Often on the walk home from school Eila will make up a little poem. Today’s was: “Tickle you in the morning/ And in the afternoon/ Tickle you in the night time/ Because you’re a baboon!” Not bad, eh?

She remains, however, entirely unable to grasp the rudiments of parliamentary goverment, and keeps asking me how I enjoyed the Green Party. “Was it fun, mummy? Why didn’t you take me?”

On another note, though I’ve always known that Magdelene College was pronounced maudlin, I was delighted to learn from watching one of the 7Up movies the other night that Marlborough is pronounced mawlbra.


15 thoughts on “Misc

  1. Pom — supposedly from “property of her majesty,” but that is almost certainly apocryphal. English. We colonials do the Rs in different voices.

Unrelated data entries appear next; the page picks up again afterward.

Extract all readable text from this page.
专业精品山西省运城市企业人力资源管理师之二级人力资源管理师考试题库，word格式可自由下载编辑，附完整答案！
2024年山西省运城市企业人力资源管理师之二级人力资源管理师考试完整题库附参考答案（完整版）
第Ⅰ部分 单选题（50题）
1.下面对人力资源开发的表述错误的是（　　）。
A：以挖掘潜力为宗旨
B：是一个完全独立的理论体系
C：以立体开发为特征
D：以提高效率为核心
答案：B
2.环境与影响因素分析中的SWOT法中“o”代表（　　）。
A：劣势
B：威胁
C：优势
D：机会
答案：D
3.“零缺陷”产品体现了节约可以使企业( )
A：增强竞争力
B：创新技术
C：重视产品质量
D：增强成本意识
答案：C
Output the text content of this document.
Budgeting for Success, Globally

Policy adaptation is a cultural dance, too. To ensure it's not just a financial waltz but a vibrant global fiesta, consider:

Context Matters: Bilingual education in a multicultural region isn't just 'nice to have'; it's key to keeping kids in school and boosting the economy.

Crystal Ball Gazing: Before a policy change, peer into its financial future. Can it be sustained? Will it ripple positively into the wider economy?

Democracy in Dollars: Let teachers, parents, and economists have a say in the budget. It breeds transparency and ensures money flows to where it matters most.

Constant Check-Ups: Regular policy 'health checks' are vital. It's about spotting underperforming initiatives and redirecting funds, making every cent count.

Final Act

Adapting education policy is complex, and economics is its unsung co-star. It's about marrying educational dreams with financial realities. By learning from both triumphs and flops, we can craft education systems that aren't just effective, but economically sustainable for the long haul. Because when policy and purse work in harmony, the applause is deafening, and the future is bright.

  2. Obviously Eila understands the rudiments of Parliamentary government, in so far as you have made yourself clear to her on the subject. What is happening is that she is just playing around, teasing you (in case you didn’t know).

  3. Maybe so Sandor!

    Now Meg, let me get this straight. We Canadians have always said Mar-ul-burrow. I thought I’d heard Americans say that too. But the English on 7Up say Mawl-bra — and these are the snootiest of the English, the ones who are planning to go there. American Southerners presumably also say Mawl-bra. Which leaves me confused, in the mid-Atlantic (where in any case I have probably belonged every since I discovered that Worchestershire was pronounced Wooster, or, as Z likes to pronounce it “wuh”).

  4. Dan and I always had fights about this that went something the following:

    Esque: “It’s Whuh-stuh-shurr!!”

    Dan: “But look! It ends in shy-err. Shy. Err. How could anyone possibly get ‘shurr’ out of that?”

    Esque: “Got me. But it’s whuh-stuh-shurr!”

    Dan: “People who say that are stupid. I’m going to pronounce it wor-chest-er-shy-err, because that’s what it !@#$ing *says*!”

    Esque: “But it’s … oh, never mind.”

  5. We so need an independent British arbiter! Between Dan’s long (wor-chest-er-shy-er) and Z’s short (whuh), we have two middles: esque’s whuh-stuh-shuh and my wooster (pronounced, as Wodehouse readers know, wus-ter). So which, or wha, or wtf (depending on your idiom) ought it to be?

    Not to mention:
    1. That Z and Dan have obviously felt exactly the same way, only they’ve expressed it differently.
    2. That Elvis and Jack are both in problem avoidance mode.
    And 3. That Wodehouse is pronounced Woodhouse.

  6. I work in a bar mmmkay, Wur shur shur is right, The bartender is always right, especially since most bar clientele pronounce it wshiahuansiodmcm;cm;d by the end of the night. How do you like my “problem avoidance” logic now?

  7. Well, I wish I was here to report I too am reading Nabakov, or even that, after my 6th attempt, I’d made it through Gravity’s Rainbow.

    At first, I was feeling very knee-jerk at the accusation of problem avoidance. But, I realize now I can’t deny it.

    See, I’m reading Bernard Cornwall Anglo-Saxon books ATM. (Is it BERNard or BerNARD? Is it Cornwall or Cornole? My bad, that was low.)

    Anyway, I’m having to read place names, for which the guide prefacing the books gives modern equivalents. Various possible pronunciations – modern and Anglo-Saxon – bounce around in my head as my eyes go over the words; sadly, sometimes my lips move. :(

    Consider these examples: Scireburnan (=Sherborne), Thornsæta (=Dorset), Bađum (=Bath)
    (apologies if the special characters do not show).

  8. Sorry Jack! That “problem avoidance” comment was just me fooling around (and I should say the same to Elvis). I’m always trying to convince people that every word that comes out of my mouth is a joke. They never believe me, but on some level it’s true. Which is the same as saying I live my whole life in “problem avoidance” mode. I really do. It’s my MO. Ignore ’em until they go away. Then have a laugh.

    English place names are made wonderful fun of in The Book of Liff.